Would a reasonable person not feel that these figures - and trends - were worrisome? That they suggest the danger of growing social instability resulting from perceived inequities and injustices? Would not a caring and responsive government be stirred into both addressing the causes of these inequities and assisting the unemployed?
Such a reasonable person, however, would be dismayed at the display of callousness so evident in American political rhetoric right now, and at the manner in which the Right within the Congress has stymied efforts to raise taxes on the obscenely rich and provide assistance to the unemployed.
Despite the pretensions of some economists, economics is most definitely not a hard "science." It has its own theorists, disciples, and rigid-thinking true believers.
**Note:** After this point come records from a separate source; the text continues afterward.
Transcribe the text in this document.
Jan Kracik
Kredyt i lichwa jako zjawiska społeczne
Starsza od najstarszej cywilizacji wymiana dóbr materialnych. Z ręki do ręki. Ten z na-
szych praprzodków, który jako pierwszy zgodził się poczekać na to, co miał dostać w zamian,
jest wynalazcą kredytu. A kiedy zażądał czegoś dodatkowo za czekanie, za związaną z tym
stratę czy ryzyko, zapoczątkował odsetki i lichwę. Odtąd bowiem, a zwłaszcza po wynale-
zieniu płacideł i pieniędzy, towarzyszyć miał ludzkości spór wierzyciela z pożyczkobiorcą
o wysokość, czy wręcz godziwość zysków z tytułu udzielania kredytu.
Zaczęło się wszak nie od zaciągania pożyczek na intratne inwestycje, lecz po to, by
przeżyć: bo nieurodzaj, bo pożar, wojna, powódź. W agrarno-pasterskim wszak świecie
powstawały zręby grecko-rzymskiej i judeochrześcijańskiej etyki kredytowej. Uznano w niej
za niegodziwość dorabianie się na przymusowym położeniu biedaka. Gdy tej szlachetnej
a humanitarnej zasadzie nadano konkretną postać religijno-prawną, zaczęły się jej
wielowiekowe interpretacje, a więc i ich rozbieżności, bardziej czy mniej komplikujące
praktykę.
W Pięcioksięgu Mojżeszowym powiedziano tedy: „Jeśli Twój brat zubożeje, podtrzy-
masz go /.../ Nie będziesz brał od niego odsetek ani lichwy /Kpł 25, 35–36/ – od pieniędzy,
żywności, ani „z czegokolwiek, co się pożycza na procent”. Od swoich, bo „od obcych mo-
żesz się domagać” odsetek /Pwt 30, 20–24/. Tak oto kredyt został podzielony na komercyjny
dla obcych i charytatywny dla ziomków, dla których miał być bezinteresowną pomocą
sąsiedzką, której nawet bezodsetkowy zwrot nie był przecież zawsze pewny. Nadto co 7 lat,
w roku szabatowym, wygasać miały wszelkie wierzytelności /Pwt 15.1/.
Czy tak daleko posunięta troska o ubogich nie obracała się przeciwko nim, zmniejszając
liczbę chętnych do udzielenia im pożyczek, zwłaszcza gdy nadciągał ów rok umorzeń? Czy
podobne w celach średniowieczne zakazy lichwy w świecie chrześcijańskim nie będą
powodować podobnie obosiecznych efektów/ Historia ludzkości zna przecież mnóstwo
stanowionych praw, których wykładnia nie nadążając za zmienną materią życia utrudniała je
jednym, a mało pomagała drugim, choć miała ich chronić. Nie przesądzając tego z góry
But those who insist that there are "market forces" which work mysteriously "on their own" and are best "not interfered with by government" are flat-out wrong.
The students at Harvard were right. Economics must join the rest of academia in asking value questions of the evidence and encourage the three-step process of intelligent social beings: Observe the facts; discern the effect of the situation on others, including the least-favored and least powerful; and then formulate actions to address and redress the situation.
The injustices of income inequality are multiple, and they make a mockery of America's pledge to pursue "liberty and justice for all." As long as one family lives in poverty, we have failed. Inaction in the face of injustice is not a moral option!
We need to collectively "walk out" of the Right's classroom; we need the courage to "occupy" our politics with a renewed sense of compassion and justice.
The author has been a college teacher of American history and political science, the director of the US National Catholic Rural Life Conference; he served as a member of the Iowa State House of Representatives, and retired from public service in the Iowa executive branch in 2004. Shanghai Daily condensed article.